It’s easy to get caught up in your emotions as the markets slump to newer lows daily. The urge to do something, such as sell off your assets, can be overbearing. Sadly, this may only cement your loss position.
Fortunately, you can take certain steps in a bear market to improve your long-term financial outlook. Tax-loss harvesting is just one of them. This post explores tax-loss harvesting, who should use it, and the caveats in claiming it.
Tax-loss harvesting is a process investors use to lower the tax bill, essentially “harvesting” from the losses you incur during the market dips. In other words, if an investment has decreased in value since you purchased it, it may have incurred “taxable” losses.
Investors who hold investments in a loss position can opt to sell them at a loss – and use those losses as deductions against their income during the current tax year or future years when they sell other investments at a profit.
You may also use the tax deductions for other investment opportunities such as pooling for your mortgage.
It may seem counterintuitive to sell low rather than the industry’s mantra of “buy low, sell high.” But the tax code may allow you to “exchange” your investment with other products that aren’t substantially identical and write off the losses in your income tax.
You can enjoy a reduced tax bill, potentially over a multi-year period. Realizing these losses offsets your current capital gains, and you can reduce your tax burden by up to $3,000 annually on your returns. You may carry any losses not covered in your current tax year forward to future years.
Tax-loss harvesting allows investors to sell losing positions and use the losses to offset realized gains to lower their tax bills. The caveat is trying to avoid the Internal Revenue Service’s “wash-sale” rule.
The IRS regulation on tax loss claims on capital gains indicates that you cannot deduct a loss and turn around and buy a “substantially identical” investment product for thirty days after the sale.
It means you can’t sell a stock, turn around, buy it back, then request a deduction on the loss. Significantly similar products such as call options on said stock can cause the IRS to deny the tax-loss claim.
The rule also prohibits a spouse from selling a stock with their partner and buying it back in their personal accounts. You also can’t sell the product in your brokerage account at a loss and buy it back in your retirement accounts.
The caveat creates a problem for investors who wish to maintain a similar profile of industry exposure for their investment portfolio. It can be tricky to pick stocks or products to replace the loss-making investment. You should consider consulting your tax advisor before taking this drastic measure.
While tax-loss harvesting can help you reduce your taxes, it’s important to note that it’s not for everyone. Here are pointers you should know about prior to using this technique.
First, tax-loss harvesting is meant to be used only in taxable accounts — not 401(k)s or IRAs. It means that if you’re trying to save for retirement, reduce your debt amount, and take advantage of tax benefits such as Roth conversions, then tax-loss harvesting won’t work for you.
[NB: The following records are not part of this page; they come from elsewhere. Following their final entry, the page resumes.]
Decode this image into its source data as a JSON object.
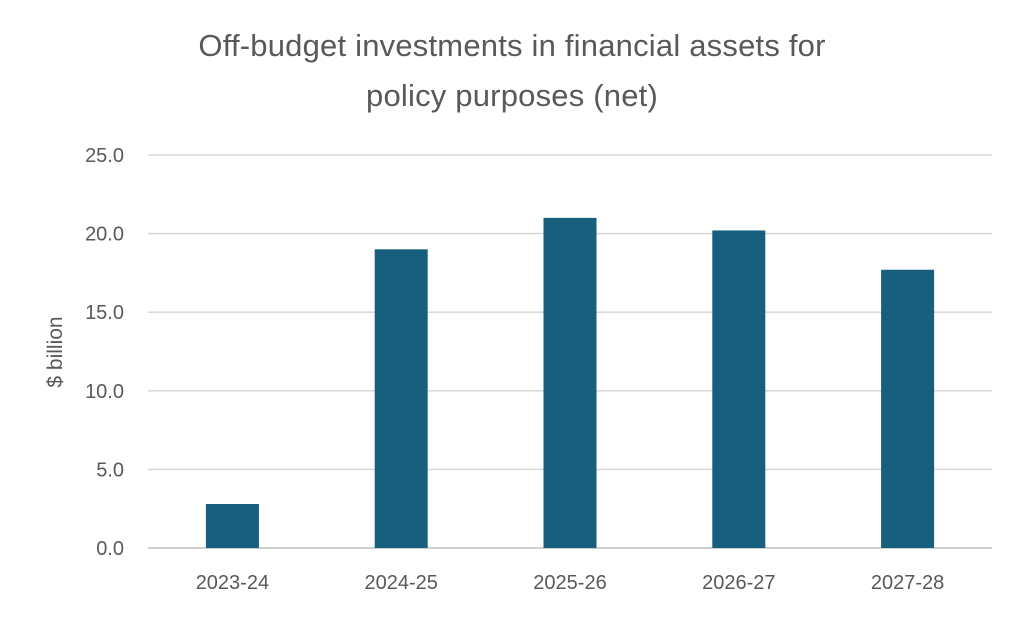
{
  "chart_data": {
    "type": "bar",
    "title_lines": [
      "Off-budget investments in financial assets for",
      "policy purposes (net)"
    ],
    "xlabel": "",
    "ylabel": "$ billion",
    "categories": [
      "2023-24",
      "2024-25",
      "2025-26",
      "2026-27",
      "2027-28"
    ],
    "values": [
      2.8,
      19.0,
      21.0,
      20.2,
      17.7
    ],
    "ylim": [
      0,
      25
    ],
    "yticks": [
      "0.0",
      "5.0",
      "10.0",
      "15.0",
      "20.0",
      "25.0"
    ],
    "grid": true,
    "legend": "none",
    "bar_color": "#175f7d"
  }
}
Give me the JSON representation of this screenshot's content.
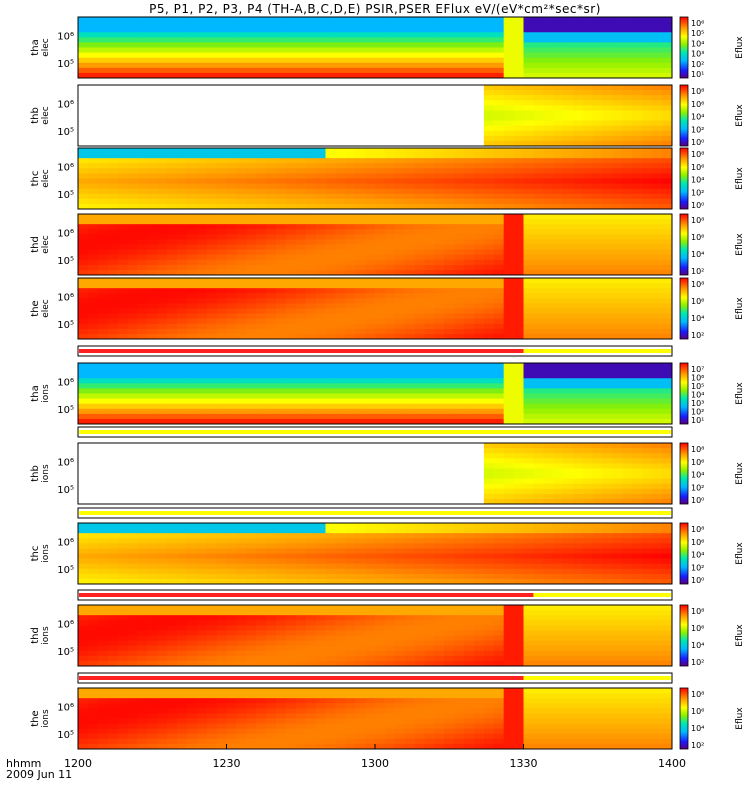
{
  "title": "P5, P1, P2, P3, P4 (TH-A,B,C,D,E) PSIR,PSER EFlux eV/(eV*cm²*sec*sr)",
  "x_axis": {
    "label_line1": "hhmm",
    "label_line2": "2009 Jun 11",
    "ticks": [
      "1200",
      "1230",
      "1300",
      "1330",
      "1400"
    ],
    "tick_values_min": [
      0,
      30,
      60,
      90,
      120
    ]
  },
  "colorbar_label": "Eflux",
  "chart_data": {
    "type": "heatmap",
    "x_range_minutes_after_1200": [
      0,
      120
    ],
    "panels": [
      {
        "id": "tha-elec",
        "ylabel_top": "tha",
        "ylabel_bottom": "elec",
        "ytick_labels": [
          "10⁶",
          "10⁵"
        ],
        "cbar_ticks": [
          "10⁶",
          "10⁵",
          "10⁴",
          "10³",
          "10²",
          "10¹"
        ],
        "data_start_min": 0,
        "data_end_min": 120,
        "gap_start_min": 86,
        "gap_end_min": 90
      },
      {
        "id": "thb-elec",
        "ylabel_top": "thb",
        "ylabel_bottom": "elec",
        "ytick_labels": [
          "10⁶",
          "10⁵"
        ],
        "cbar_ticks": [
          "10⁸",
          "10⁶",
          "10⁴",
          "10²",
          "10⁰"
        ],
        "data_start_min": 82,
        "data_end_min": 120
      },
      {
        "id": "thc-elec",
        "ylabel_top": "thc",
        "ylabel_bottom": "elec",
        "ytick_labels": [
          "10⁶",
          "10⁵"
        ],
        "cbar_ticks": [
          "10⁸",
          "10⁶",
          "10⁴",
          "10²",
          "10⁰"
        ],
        "data_start_min": 0,
        "data_end_min": 120
      },
      {
        "id": "thd-elec",
        "ylabel_top": "thd",
        "ylabel_bottom": "elec",
        "ytick_labels": [
          "10⁶",
          "10⁵"
        ],
        "cbar_ticks": [
          "10⁸",
          "10⁶",
          "10⁴",
          "10²"
        ],
        "data_start_min": 0,
        "data_end_min": 120,
        "transition_min": 90
      },
      {
        "id": "the-elec",
        "ylabel_top": "the",
        "ylabel_bottom": "elec",
        "ytick_labels": [
          "10⁶",
          "10⁵"
        ],
        "cbar_ticks": [
          "10⁸",
          "10⁶",
          "10⁴",
          "10²"
        ],
        "data_start_min": 0,
        "data_end_min": 120,
        "transition_min": 90
      },
      {
        "id": "tha-ions",
        "ylabel_top": "tha",
        "ylabel_bottom": "ions",
        "ytick_labels": [
          "10⁶",
          "10⁵"
        ],
        "cbar_ticks": [
          "10⁷",
          "10⁶",
          "10⁵",
          "10⁴",
          "10³",
          "10²",
          "10¹"
        ],
        "data_start_min": 0,
        "data_end_min": 120,
        "gap_start_min": 86,
        "gap_end_min": 90
      },
      {
        "id": "thb-ions",
        "ylabel_top": "thb",
        "ylabel_bottom": "ions",
        "ytick_labels": [
          "10⁶",
          "10⁵"
        ],
        "cbar_ticks": [
          "10⁸",
          "10⁶",
          "10⁴",
          "10²",
          "10⁰"
        ],
        "data_start_min": 82,
        "data_end_min": 120
      },
      {
        "id": "thc-ions",
        "ylabel_top": "thc",
        "ylabel_bottom": "ions",
        "ytick_labels": [
          "10⁶",
          "10⁵"
        ],
        "cbar_ticks": [
          "10⁸",
          "10⁶",
          "10⁴",
          "10²",
          "10⁰"
        ],
        "data_start_min": 0,
        "data_end_min": 120
      },
      {
        "id": "thd-ions",
        "ylabel_top": "thd",
        "ylabel_bottom": "ions",
        "ytick_labels": [
          "10⁶",
          "10⁵"
        ],
        "cbar_ticks": [
          "10⁸",
          "10⁶",
          "10⁴",
          "10²"
        ],
        "data_start_min": 0,
        "data_end_min": 120,
        "transition_min": 90
      },
      {
        "id": "the-ions",
        "ylabel_top": "the",
        "ylabel_bottom": "ions",
        "ytick_labels": [
          "10⁶",
          "10⁵"
        ],
        "cbar_ticks": [
          "10⁸",
          "10⁶",
          "10⁴",
          "10²"
        ],
        "data_start_min": 0,
        "data_end_min": 120,
        "transition_min": 90
      }
    ],
    "mode_bars": [
      {
        "id": "bar-1",
        "red_end_min": 90
      },
      {
        "id": "bar-2",
        "red_end_min": 0
      },
      {
        "id": "bar-3",
        "red_end_min": 0
      },
      {
        "id": "bar-4",
        "red_end_min": 92
      },
      {
        "id": "bar-5",
        "red_end_min": 90
      }
    ],
    "colors": {
      "bar_red": "#ff2020",
      "bar_yellow": "#ffff00"
    }
  }
}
Moreover, tax-loss harvesting is perfect if you anticipate your tax bracket will soon be lower. It can result from retirement or an expected income drop. As capital gains below the 22% income tax bracket aren’t taxed, tax-loss harvesting may not be ideal for investors in lower tax brackets.
Here are some scenarios where tax-loss harvesting may be useful:
Your employer’s stock purchase plan can lead to you holding large stock positions. The bear market can present an opportunity to offload some of these positions and use the benefits to diversify your other individual holdings.
The management cost among different brokerage firms may vary significantly. The market dips may present an opportunity for tax-loss harvesting and to switch to lower-cost funds with better performance over the long term.
If your positions drift significantly from your target positions, tax-loss harvesting may present an opportunity to stabilize your portfolio with tax savings.
You may need to assess your current financial plan to determine whether tax-loss harvesting aligns with your long-term goals.
The best way to figure out whether tax-loss harvesting is right for you is to talk to an advisor who knows your entire financial picture. Whether you’re in a loss position or not depends on many factors, including the amount of investment income you have and how much in taxes you paid last year.
If you aren’t sure what effect tax-loss harvesting will have on your taxes, talk with a pro who can help put things into perspective.
Tax-loss harvesting is all about taking advantage of losses in your investment portfolio to lower your tax bill. Whether you talk with an advisor or do it yourself, the most important thing is to ensure the process makes sense for your specific situation.